Nonlinear turbulent magnetic diffusion and effective drift velocity of large-scale magnetic field in a two-dimensional magnetohydrodynamic turbulence

TL;DR

This paper investigates how nonlinear effects influence the suppression of turbulent magnetic diffusion and drift velocity in two-dimensional MHD turbulence, revealing conditions where catastrophic quenching is avoided at high magnetic Reynolds numbers.

Contribution

It demonstrates that the quenching of turbulent magnetic diffusion is mitigated when the flux divergence of mean-square magnetic potential is non-zero, challenging previous notions of universal catastrophic quenching.

Findings

Catastrophic quenching does not occur for large-scale magnetic fields when flux divergence is non-zero.

Quenching becomes independent of magnetic Reynolds number under certain flux conditions.

Analogous behavior to 3D MHD turbulence regarding magnetic helicity flux and alpha effect.

Abstract

We study a nonlinear quenching of turbulent magnetic diffusion and effective drift velocity of large-scale magnetic field in a developed two-dimensional MHD turbulence at large magnetic Reynolds numbers.
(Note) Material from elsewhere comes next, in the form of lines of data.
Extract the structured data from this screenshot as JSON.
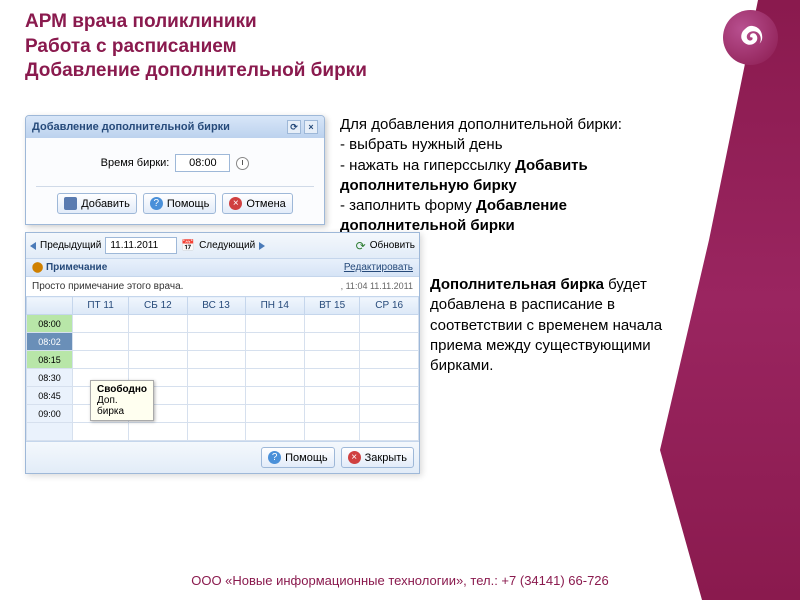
{
  "colors": {
    "accent": "#8a1a4e",
    "title_text": "#8a1a4e",
    "panel_border": "#9eb8d8",
    "panel_header_bg_top": "#d8e6f8",
    "panel_header_bg_bot": "#bcd2ee",
    "footer_text": "#8a1a4e"
  },
  "title": {
    "line1": "АРМ врача поликлиники",
    "line2": "Работа с расписанием",
    "line3": "Добавление дополнительной бирки"
  },
  "dialog": {
    "title": "Добавление дополнительной бирки",
    "field_label": "Время бирки:",
    "field_value": "08:00",
    "buttons": {
      "add": "Добавить",
      "help": "Помощь",
      "cancel": "Отмена"
    }
  },
  "schedule": {
    "nav": {
      "prev": "Предыдущий",
      "date": "11.11.2011",
      "next": "Следующий",
      "refresh": "Обновить"
    },
    "note_label": "Примечание",
    "note_edit": "Редактировать",
    "note_text": "Просто примечание этого врача.",
    "note_timestamp": ", 11:04 11.11.2011",
    "day_headers": [
      "ПТ 11",
      "СБ 12",
      "ВС 13",
      "ПН 14",
      "ВТ 15",
      "СР 16"
    ],
    "time_rows": [
      {
        "time": "08:00",
        "style": "green"
      },
      {
        "time": "08:02",
        "style": "dark"
      },
      {
        "time": "08:15",
        "style": "green"
      },
      {
        "time": "08:30",
        "style": "light"
      },
      {
        "time": "08:45",
        "style": "light"
      },
      {
        "time": "09:00",
        "style": "light"
      },
      {
        "time": "",
        "style": "light"
      }
    ],
    "tooltip": {
      "line1": "Свободно",
      "line2": "Доп.",
      "line3": "бирка"
    },
    "footer": {
      "help": "Помощь",
      "close": "Закрыть"
    }
  },
  "instructions": {
    "p1_lead": "Для добавления дополнительной бирки:",
    "p1_i1": "- выбрать нужный день",
    "p1_i2_a": "- нажать на гиперссылку ",
    "p1_i2_b": "Добавить дополнительную бирку",
    "p1_i3_a": "- заполнить форму ",
    "p1_i3_b": "Добавление дополнительной бирки",
    "p2_a": "Дополнительная бирка",
    "p2_b": " будет добавлена в расписание в соответствии с временем начала приема между существующими бирками."
  },
  "footer_text": "ООО «Новые информационные технологии», тел.: +7 (34141) 66-726"
}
We show that transport of the mean-square magnetic potential strongly changes quenching of turbulent magnetic diffusion. In particularly, the catastrophic quenching of turbulent magnetic diffusion does not occur for the large-scale magnetic fields $B \gg B_{\rm eq} / \sqrt{\rm Rm}$ when a divergence of the flux of the mean-square magnetic potential is not zero, where $B_{\rm eq}$ is the equipartition mean magnetic field determined by the turbulent kinetic energy and Rm is the magnetic Reynolds number. In this case the quenching of turbulent magnetic diffusion is independent of magnetic Reynolds number. The situation is similar to three-dimensional MHD turbulence at large magnetic Reynolds numbers whereby the catastrophic quenching of the alpha effect does not occur when a divergence of the flux of the small-scale magnetic helicity is not zero.